Les États Généraux de la Culture se créèrent en 1987 suite à la venue en France de la 5, chaîne de Berlusconi, et contre la vente de TF1 au groupe Bouygues. Ils se déployèrent en quatre étapes aux salles pleines : Théâtre de l’Est Parisien (9 février), Tour de France en 16 villes (printemps), Théâtre de Paris (17 juin) et un Zénith comble (16 novembre).

L’élaboration d’une Déclaration des droits de la culture,en procède,traduite depuis en 14 langues, véritable sursaut éthique de tout le monde des arts et lettres, sans rivage,et proclameront six obligations : audace de la création, obligation de production, élan du pluralisme, volonté de maîtrise nationale de la distribution, atout d’un large public, besoin de coopération internationale.
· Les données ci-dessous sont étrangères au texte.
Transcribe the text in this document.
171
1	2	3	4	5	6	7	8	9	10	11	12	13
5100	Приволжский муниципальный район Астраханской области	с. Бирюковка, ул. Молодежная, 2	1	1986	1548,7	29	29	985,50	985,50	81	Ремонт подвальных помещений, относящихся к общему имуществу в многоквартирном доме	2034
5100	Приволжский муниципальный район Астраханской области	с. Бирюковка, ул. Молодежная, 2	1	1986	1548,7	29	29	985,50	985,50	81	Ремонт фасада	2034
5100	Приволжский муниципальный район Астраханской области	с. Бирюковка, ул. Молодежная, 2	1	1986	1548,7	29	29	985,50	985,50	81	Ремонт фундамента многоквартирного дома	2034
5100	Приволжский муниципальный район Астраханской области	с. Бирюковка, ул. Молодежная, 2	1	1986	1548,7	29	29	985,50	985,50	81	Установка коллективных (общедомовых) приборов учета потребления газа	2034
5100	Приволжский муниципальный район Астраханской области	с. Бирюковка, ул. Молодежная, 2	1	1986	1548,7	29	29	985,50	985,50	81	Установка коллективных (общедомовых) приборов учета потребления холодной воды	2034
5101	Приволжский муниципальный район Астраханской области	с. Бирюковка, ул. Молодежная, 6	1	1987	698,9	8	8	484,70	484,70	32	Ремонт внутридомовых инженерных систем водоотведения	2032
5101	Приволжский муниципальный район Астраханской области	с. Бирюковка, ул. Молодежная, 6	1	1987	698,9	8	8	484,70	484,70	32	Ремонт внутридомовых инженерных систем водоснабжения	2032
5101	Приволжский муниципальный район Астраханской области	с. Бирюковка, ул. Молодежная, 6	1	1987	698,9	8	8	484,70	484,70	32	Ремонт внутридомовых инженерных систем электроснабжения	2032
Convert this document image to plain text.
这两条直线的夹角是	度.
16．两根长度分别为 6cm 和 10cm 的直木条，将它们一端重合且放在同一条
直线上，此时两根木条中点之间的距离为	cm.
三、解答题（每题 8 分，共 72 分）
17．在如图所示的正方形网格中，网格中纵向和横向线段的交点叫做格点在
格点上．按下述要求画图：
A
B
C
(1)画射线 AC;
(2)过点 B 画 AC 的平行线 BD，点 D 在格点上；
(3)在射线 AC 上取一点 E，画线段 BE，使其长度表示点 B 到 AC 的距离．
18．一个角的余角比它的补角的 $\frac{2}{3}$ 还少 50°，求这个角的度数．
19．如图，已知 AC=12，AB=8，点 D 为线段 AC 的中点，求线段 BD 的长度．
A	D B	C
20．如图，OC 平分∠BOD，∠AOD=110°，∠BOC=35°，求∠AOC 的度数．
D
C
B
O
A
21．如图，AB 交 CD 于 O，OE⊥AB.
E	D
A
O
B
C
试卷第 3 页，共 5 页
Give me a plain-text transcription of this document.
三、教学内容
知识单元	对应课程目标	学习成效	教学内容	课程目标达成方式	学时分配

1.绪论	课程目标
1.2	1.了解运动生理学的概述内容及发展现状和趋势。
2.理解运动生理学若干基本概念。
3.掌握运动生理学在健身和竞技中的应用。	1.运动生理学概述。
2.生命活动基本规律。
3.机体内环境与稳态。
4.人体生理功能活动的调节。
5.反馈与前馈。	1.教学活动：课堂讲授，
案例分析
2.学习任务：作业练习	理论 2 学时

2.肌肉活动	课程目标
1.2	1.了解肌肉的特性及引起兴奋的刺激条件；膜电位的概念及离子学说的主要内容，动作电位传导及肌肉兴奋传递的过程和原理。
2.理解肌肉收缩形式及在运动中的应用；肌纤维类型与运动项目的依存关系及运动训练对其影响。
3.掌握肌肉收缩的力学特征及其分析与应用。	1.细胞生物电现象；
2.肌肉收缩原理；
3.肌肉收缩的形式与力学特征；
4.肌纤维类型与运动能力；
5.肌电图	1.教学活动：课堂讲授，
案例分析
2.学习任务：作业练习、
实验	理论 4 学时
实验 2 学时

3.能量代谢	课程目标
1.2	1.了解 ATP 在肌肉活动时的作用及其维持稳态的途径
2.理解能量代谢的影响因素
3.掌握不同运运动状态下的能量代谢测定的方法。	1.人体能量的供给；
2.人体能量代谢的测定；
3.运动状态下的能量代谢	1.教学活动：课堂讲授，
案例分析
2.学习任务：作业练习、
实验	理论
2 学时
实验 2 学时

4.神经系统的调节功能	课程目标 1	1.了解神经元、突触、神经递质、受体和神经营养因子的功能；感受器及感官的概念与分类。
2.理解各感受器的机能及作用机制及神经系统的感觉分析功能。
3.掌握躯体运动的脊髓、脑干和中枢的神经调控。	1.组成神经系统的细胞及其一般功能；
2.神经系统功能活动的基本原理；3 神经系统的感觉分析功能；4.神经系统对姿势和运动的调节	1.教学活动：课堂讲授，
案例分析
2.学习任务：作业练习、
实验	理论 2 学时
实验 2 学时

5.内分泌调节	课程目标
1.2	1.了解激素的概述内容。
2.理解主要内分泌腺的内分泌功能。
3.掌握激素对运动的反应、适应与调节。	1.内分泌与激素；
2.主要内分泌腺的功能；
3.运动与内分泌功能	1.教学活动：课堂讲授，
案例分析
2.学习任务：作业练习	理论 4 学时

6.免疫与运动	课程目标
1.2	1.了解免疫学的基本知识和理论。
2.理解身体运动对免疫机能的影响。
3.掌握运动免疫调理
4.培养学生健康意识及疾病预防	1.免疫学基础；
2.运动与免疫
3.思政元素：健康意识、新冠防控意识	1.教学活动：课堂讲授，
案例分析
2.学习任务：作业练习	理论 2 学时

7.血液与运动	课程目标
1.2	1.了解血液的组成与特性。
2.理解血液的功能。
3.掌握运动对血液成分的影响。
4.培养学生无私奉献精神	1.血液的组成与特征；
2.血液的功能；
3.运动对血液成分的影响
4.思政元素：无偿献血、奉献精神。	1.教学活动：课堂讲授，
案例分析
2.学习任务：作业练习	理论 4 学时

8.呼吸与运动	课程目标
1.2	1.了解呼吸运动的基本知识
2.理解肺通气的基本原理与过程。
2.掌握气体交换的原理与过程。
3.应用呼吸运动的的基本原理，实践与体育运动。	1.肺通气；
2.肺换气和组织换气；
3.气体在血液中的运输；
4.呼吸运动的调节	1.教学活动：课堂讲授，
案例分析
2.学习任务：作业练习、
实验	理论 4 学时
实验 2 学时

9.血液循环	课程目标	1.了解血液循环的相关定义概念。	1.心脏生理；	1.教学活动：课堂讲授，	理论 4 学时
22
Pendant 20 ans, en France, notamment à Cannes et en Avignon, en Afrique (7 pays), au Chili et en Colombie, à Berlin, à Prague, en Italie et en Suisse, en URSS, aux États-Unis et au Canada, au Conseil de l’Europe, les réflexions et les actions se multiplièrent gardant à l’esprit qu’un peuple qui abandonne son imaginaire culturel à l’affairisme se condamne à des libertés précaires.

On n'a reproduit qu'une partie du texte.